Réseaux sociaux: dictateurs de la pub?

Les réseaux sociaux ont si bien tissé leur toile en publicité ces dernières années qu’il est devenu pour les annonceurs pratiquement impossible de les ignorer. 

Par Camille Laurin-Desjardins

Les Facebook, Instagram et Snapchat ne cessent d’innover en créant de nouveaux formats publicitaires. Si ces tendances peuvent paraître essoufflantes pour les annonceurs, tirer son épingle du jeu peut en revanche être plus accessible qu’avant.

En prenant de plus en plus de place dans nos vies, les réseaux sociaux sont devenus un emplacement de choix pour atteindre les consommateurs (et une mine d’or de renseignements sur eux). Et les annonceurs l’ont compris.

«Au Québec, près de trois adultes sur quatre sont des utilisateurs des réseaux sociaux.»

Au Québec, près de trois adultes sur quatre (72,8 %) sont des utilisateurs des réseaux sociaux, selon les plus récents chiffres du Centre facilitant la recherche et l’innovation dans les organisations (Cefrio, NETendances, 2015). Dans le monde, le nombre d’utilisateurs franchira deux milliards en 2015 – 28% de la population mondiale –, selon le site américain eMarketer.

Les réseaux sociaux ont compris qu’ils détenaient un pouvoir important auprès des annonceurs et qu’ils pouvaient se permettre de dicter de nouvelles règles.

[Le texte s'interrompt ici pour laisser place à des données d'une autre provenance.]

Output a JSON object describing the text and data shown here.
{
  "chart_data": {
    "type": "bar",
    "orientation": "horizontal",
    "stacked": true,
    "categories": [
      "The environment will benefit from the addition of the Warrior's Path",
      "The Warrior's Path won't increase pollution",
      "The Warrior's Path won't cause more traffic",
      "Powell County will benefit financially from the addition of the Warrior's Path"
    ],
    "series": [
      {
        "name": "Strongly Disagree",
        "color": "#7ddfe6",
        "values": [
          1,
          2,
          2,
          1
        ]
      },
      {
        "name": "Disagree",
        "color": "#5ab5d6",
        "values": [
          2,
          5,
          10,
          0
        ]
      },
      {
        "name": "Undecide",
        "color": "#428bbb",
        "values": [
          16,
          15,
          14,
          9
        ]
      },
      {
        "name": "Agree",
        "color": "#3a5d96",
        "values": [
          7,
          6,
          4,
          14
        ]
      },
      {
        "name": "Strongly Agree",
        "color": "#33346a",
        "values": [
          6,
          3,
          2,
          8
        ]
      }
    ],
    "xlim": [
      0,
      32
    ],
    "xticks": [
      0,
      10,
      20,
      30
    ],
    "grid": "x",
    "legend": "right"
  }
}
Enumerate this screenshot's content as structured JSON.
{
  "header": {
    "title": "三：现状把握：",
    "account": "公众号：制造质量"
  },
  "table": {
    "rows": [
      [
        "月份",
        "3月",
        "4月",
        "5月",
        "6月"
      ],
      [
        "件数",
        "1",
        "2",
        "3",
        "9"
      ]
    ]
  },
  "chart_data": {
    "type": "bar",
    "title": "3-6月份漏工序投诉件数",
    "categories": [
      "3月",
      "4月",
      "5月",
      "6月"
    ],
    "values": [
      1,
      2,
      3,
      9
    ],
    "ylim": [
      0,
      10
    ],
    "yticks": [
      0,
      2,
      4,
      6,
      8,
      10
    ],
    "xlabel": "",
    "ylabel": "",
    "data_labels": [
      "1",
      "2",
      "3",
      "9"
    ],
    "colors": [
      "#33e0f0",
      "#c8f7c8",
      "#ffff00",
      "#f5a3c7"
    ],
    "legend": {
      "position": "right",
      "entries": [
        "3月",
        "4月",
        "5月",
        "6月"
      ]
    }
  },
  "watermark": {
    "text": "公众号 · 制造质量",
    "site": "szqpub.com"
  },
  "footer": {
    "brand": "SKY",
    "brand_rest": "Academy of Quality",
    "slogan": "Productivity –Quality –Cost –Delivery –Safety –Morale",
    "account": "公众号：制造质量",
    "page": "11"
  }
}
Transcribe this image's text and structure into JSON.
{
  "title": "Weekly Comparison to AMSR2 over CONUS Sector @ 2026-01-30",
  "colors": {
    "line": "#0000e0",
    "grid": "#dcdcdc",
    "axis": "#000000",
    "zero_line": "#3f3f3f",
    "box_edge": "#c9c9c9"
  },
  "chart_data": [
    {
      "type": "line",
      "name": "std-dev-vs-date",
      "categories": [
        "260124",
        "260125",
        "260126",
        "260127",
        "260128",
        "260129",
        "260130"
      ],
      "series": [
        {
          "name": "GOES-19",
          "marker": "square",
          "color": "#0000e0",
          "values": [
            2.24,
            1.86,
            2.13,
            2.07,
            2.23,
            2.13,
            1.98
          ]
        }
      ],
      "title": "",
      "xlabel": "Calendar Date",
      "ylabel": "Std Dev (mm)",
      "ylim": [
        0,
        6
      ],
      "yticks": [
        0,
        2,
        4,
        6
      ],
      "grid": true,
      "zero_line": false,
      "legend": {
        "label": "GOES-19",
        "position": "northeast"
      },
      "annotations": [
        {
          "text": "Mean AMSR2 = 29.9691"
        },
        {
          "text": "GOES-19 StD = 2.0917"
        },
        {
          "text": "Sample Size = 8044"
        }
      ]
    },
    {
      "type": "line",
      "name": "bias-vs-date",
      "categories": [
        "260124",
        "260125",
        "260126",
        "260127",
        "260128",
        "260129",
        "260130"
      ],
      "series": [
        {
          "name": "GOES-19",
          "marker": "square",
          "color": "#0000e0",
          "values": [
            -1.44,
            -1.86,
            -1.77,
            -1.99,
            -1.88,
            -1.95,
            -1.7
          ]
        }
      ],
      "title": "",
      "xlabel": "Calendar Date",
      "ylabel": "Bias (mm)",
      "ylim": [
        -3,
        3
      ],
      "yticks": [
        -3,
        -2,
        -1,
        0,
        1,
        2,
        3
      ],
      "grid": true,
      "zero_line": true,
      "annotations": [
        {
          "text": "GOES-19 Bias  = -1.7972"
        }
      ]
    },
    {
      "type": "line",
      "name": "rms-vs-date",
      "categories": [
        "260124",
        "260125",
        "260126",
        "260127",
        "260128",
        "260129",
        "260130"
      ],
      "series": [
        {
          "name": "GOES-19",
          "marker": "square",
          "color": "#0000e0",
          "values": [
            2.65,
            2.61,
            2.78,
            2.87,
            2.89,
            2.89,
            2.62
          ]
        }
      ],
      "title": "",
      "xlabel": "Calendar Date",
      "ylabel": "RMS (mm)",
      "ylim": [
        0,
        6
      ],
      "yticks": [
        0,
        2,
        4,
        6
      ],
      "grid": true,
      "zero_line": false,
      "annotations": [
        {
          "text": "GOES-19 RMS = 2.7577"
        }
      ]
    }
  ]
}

L’an dernier, Facebook lançait son format carrousel, qui permet à l’annonceur de présenter jusqu’à cinq images, que les utilisateurs peuvent voir en glissant vers la gauche. Il est maintenant accessible sur appareil mobile.

Clément Santa Maria

Effilab

Clément Santa Maria, responsable du développement des affaires d’Effilab, juge ce format très efficace. « Chez les annonceurs avec qui l’on travaille, le taux de clics a pratiquement passé du simple au double avec le carrousel. Il y a plus d’images, donc plus de renseignements. »

L’expert cite d’ailleurs une publicité du fabricant automobile Mercedes en format carrousel très réussie, selon lui. « La première image est une vidéo carrée. Il y a plus de détails ensuite dans les photos, adaptées selon la localisation de l’utilisateur, pour une expérience plus personnalisée. »

Depuis quelques semaines, il est possible pour certains annonceurs de déposer des vidéos 360 sur leur propre page Facebook. Les internautes peuvent donc voir tous les angles de la vidéo en faisant glisser leurs doigts sur leur appareil mobile. La vidéo est présentement en période de test, mais pourrait s’étendre à un format de publicité payant.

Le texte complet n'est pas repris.